What procedures are we using to measure your child’s language development?

  • Family Questionnaires: We will ask you to complete questionnaires about you and your family’s health, education and occupation, and language backgrounds.
  • Medical Record Review: We will review your child’s medical records, including medical conditions, treatments, previous neuroimaging (ultrasound, CT scans), family visitation, use of Kangaroo care, breastfeeding, and related information. The reason for the medical record review is to determine if illness, medical treatments, and social interactions contribute to the child’s language development.
  • MRI analysis and Procedures: MRI machines use a magnet fields and radiofrequency pulses to make images of the body or brain interior. This method is different from and safer than x-rays. Your child cannot feel the magnetic fields. During the scan your child will simply lie on a long narrow couch while the machine gathers its information. We will try to obtain the MRI scans during the evening, when your baby is about to fall. 
  • Home Language Environment Assessment: We will ask your child to wear a special recording device, called a LENA®. The device fits into a pocket of specially designed t-shirts, vests, or overalls that we lend you.

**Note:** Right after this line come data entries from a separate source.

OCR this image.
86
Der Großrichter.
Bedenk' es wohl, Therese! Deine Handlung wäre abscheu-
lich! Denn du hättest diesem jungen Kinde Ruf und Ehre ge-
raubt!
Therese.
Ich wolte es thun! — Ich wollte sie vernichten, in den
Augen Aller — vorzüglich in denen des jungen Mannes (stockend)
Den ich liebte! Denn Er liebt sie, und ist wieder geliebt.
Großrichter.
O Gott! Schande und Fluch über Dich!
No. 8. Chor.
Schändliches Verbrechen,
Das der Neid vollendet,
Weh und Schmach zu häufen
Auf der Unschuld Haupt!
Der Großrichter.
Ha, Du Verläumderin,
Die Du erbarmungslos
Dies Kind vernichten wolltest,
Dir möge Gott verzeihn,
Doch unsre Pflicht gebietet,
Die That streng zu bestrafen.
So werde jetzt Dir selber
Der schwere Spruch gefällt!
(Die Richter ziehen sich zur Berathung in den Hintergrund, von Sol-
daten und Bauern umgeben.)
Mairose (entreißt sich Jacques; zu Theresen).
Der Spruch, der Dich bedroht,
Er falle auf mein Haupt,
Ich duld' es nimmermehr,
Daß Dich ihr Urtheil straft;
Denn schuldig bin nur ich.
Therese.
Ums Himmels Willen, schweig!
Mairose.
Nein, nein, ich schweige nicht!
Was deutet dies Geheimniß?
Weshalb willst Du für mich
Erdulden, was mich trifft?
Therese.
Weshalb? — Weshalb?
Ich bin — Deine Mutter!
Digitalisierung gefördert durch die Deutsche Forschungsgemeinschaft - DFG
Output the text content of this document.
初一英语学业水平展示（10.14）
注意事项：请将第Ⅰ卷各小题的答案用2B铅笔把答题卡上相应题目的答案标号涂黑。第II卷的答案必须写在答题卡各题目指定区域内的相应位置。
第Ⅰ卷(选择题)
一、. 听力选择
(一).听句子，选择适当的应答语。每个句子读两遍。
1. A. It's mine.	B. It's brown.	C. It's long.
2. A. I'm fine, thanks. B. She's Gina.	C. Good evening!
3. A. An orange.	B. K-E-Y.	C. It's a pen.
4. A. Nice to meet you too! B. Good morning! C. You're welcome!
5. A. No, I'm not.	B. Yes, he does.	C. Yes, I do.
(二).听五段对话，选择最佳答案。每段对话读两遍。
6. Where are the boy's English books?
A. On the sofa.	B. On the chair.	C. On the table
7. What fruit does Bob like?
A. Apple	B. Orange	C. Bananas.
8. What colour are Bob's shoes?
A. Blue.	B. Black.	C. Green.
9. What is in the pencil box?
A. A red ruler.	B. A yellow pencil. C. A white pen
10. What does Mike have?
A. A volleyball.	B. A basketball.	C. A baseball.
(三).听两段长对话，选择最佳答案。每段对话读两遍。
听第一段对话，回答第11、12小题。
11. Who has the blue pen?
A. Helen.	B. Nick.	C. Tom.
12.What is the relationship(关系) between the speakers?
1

The child wears the device throughout a typical day at home, about 16 hours. The device picks up speech that is near and clear to the child so we can estimate how many words a child hears in that day. The device also records the child’s speech and the conversations between adults and child. We use special computerized automatic processing programs to analyze the data. 

 

  • Play Assessment: For this task, we will make a videotape of your child interacting with you or another caregiver while playing with a set of toys we provide as you might at home. We use this to determine how you and your child interact and the level of your child’s language skills. 
  • Looking while Listening. This task assesses how quickly and efficiently your child can look to a picture of a word he or she hears in recorded speech. Your child sits on your lap looking while you wear dark glasses so you cannot see what your child is looking at. An eye tracking machine assess what your child is looking at and how quickly he or she moves her eyes to and from that target. We analyze the child’s eye movements later in the laboratory.